Quelles sont les interactions qui nous façonnent ? Quels sont nos rapports aux êtres, aux lieux et aux choses qui nous entourent ? En quoi la mémorisation des évènements vécus et des images enregistrées nous relient à nous-même et aux autres ?
Interroger sa mémoire, mettre à jour des souvenirs, des objets mystérieusement conservés au gré des déplacements, des empreintes photographiques ou numériques, les comparer entre eux, émettre des hypothèses sur leurs relations, tel est mon propos. L’archéologue examine les vestiges d’un temps passé et révolu pour mieux appréhender une civilisation, une époque, un groupe humain. Je cherche à saisir les traces d’événements personnels et tente de me figurer leurs généalogies. Croisements, séparations, parallélismes, superpositions et successions des trajectoires parcourues par les êtres, les choses et les faits. Les perspectives sont multiples qui désorientent ma perception.
Chaque étape de l’enquête annonce ou préfigure la suivante. Les modes de représentations employés sont comme une métaphore des opérations en jeu. Une impression de vertige résulte de la division abyssale des images qui en appellent d’autres.
Les médiums utilisés sont les suivants : photographies, représentations picturales ou textiles de photographies, vidéos, dessins, manipulations numériques, changements d’échelle, simplifications, répétitions, intégrations d’éléments de la nature, d’objets, d’ouvrages réalisés par Alix ou moi-même, associations par montage ou par mise en présence.
L’idée est de créer de la discontinuité dans la continuité, ou de l’unité dans le fragmentaire, à la manière des images numériques qui, au gré des manipulations qu’elles subissent (agrandissements, compressions, filtres, montages,…) nous montrent une façade lisse ou morcelée.

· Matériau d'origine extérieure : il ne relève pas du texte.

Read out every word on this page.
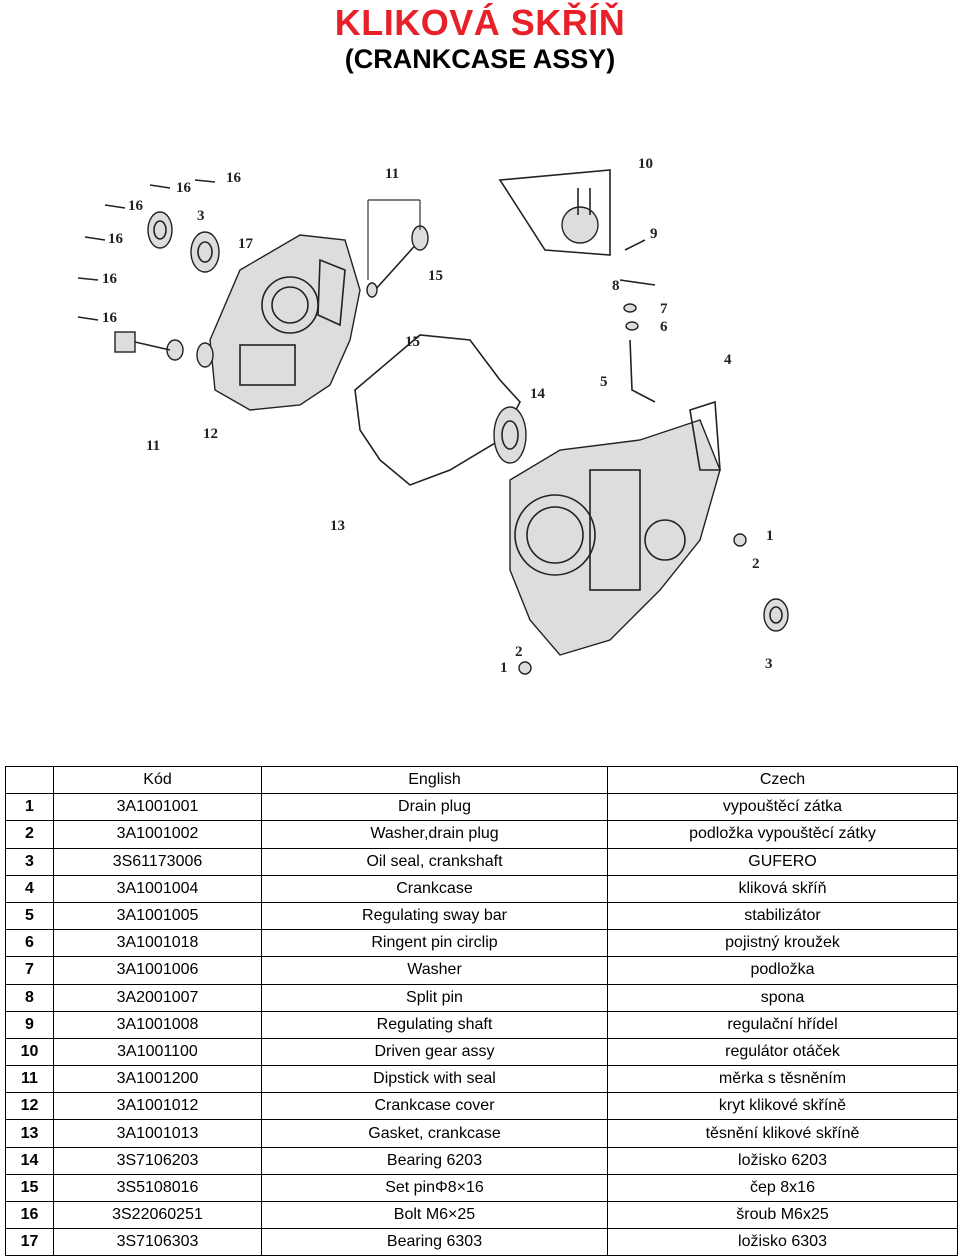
KLIKOVÁ SKŘÍŇ
(CRANKCASE ASSY)
16
16
16
16
16
16
3
17
11
15
15
11
12
14
13
10
9
8
7
6
5
4
1
2
3
2
1
	Kód	English	Czech
1	3A1001001	Drain plug	vypouštěcí zátka
2	3A1001002	Washer,drain plug	podložka vypouštěcí zátky
3	3S61173006	Oil seal, crankshaft	GUFERO
4	3A1001004	Crankcase	kliková skříň
5	3A1001005	Regulating sway bar	stabilizátor
6	3A1001018	Ringent pin circlip	pojistný kroužek
7	3A1001006	Washer	podložka
8	3A2001007	Split pin	spona
9	3A1001008	Regulating shaft	regulační hřídel
10	3A1001100	Driven gear assy	regulátor otáček
11	3A1001200	Dipstick with seal	měrka s těsněním
12	3A1001012	Crankcase cover	kryt klikové skříně
13	3A1001013	Gasket, crankcase	těsnění klikové skříně
14	3S7106203	Bearing 6203	ložisko 6203
15	3S5108016	Set pinΦ8×16	čep 8x16
16	3S22060251	Bolt M6×25	šroub M6x25
17	3S7106303	Bearing 6303	ložisko 6303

L’analyse des documents, leur confrontation et le jeu des interactions suscitées révèlent des liens insoupçonnés. Des passerelles sont jetées d’un évènement à l’autre. Comme un tissu froissé, temps et espaces se rejoignent ou s’éloignent. La frontière entre imagination et mémoire est trouble. Histoire individuelle et Histoire collective se répondent.
Au cours du processus, des éléments apparaissent qui focalisent l’intérêt. Par exemple, dans le cas présent si, au départ, l’enquête interroge huit documents photographiques et un drap brodé d’initiales, c’est le maillot de bain porté par l’enfant sur les photographies qui va polariser l’attention.
Ce vêtement offert à Alix en juin 2000, est témoin d’une histoire privée et porte en son sein une forte charge affective. Cependant, bien au-delà de son existence propre, le maillot de bain américain renvoie aux relations humaines et aux faits qui ont précédés et provoqués son entrée dans la vie d’Alix. Aussi, en filigrane, transparaitront des signes-images marqueurs d’une époque tant d’un point de vue plastique, culturel, social que politique.
Le projet du maillot de bain américain inclut les influences exercées par des artistes contemporains (Giuseppe Penone, Sophie Calle), par des écrits littéraires (Jean Genet, Paul Celan, W.G. Sebald) ou des textes de recherche scientifique (Leroy-Gourhand, Papadopoulo-Belmehdi).